Le foto di “Baracca Italia” al risveglio dopo il primo giorno

Porta Pia – Ministero Lavori Pubblici. Da oggi (09/11) il primo cittadino non potrà voltare il capo di fronte la nostra baraccopoli, abbiamo realizzato una vera e propria baraccopoli a Porta Pia lungo le mura aureliane di Roma proprio nel quartiere del sindaco Veltroni muniti di tutti gli accessori necessari all’usale vita quotidiana.

Siamo pronti a restare tante notti quante ne saranno necessarie per far comprendere che il decreto legge per l’espulsione dei cittadini comunitari così come è stato presentato dal Governo non risolverà il problema alla radice e le baraccopoli in ogni parte della città continueranno a formarsi senza sosta, escludere l’allontanamento di chi non ha reddito e lavoro equivale a rinunciare a qualsiasi attività di prevenzione, se il cittadino non verrà accompagnato coattivamente e se non si metteranno poliziotti e carabinieri nelle condizioni di operare è evidente che, nonostante le morti che hanno sconvolto Roma, abbiamo assistito ai soliti fuochi d’artificio tipici del centrosinistra.

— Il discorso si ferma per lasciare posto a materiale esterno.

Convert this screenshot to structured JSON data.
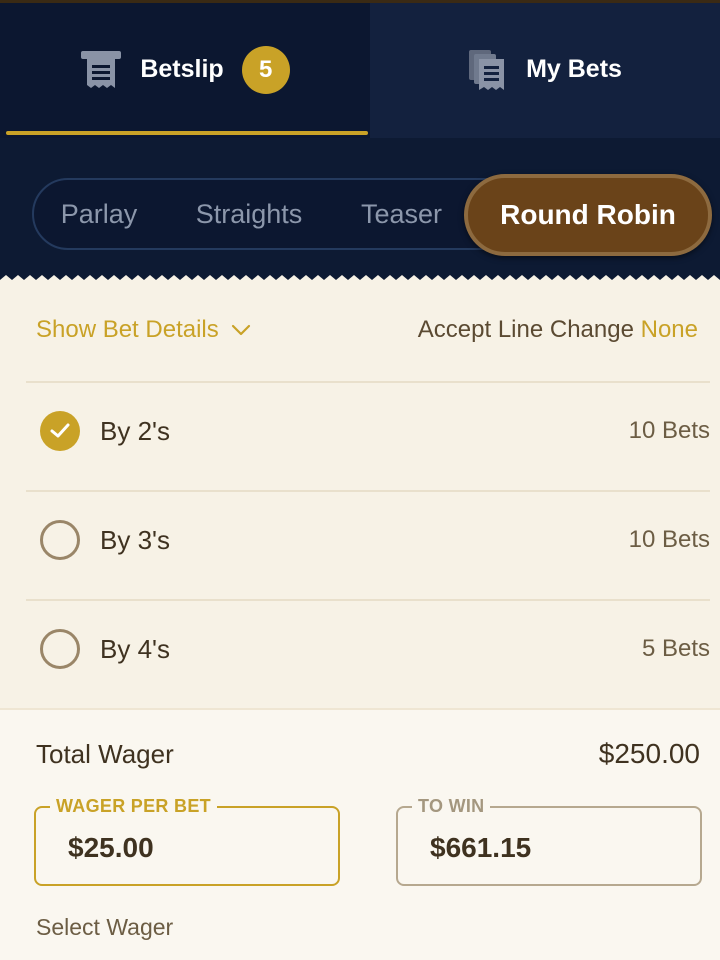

Le foto di “Baracca Italia” al risveglio dopo il primo giornoSiamo stanchi dell’ipocrisia e del buonismo che contraddistingue questo lassismo amministrativo, i cittadini romani sono stanchi di avere centinaia di baracche sotto le proprie abitazioni per questo ci hanno chiesto, e noi li abbiamo presi in parola, di portarle sotto casa di chi è responsabile, coloro i quali, distratti dalle sfavillanti notti bianche e dai red carpet cinematografici, per anni hanno palesemente chiuso gli occhi, con un forte grado di irresponsabilità, oggi dovranno prendere atto di altre notti: buie, fredde e maleodoranti.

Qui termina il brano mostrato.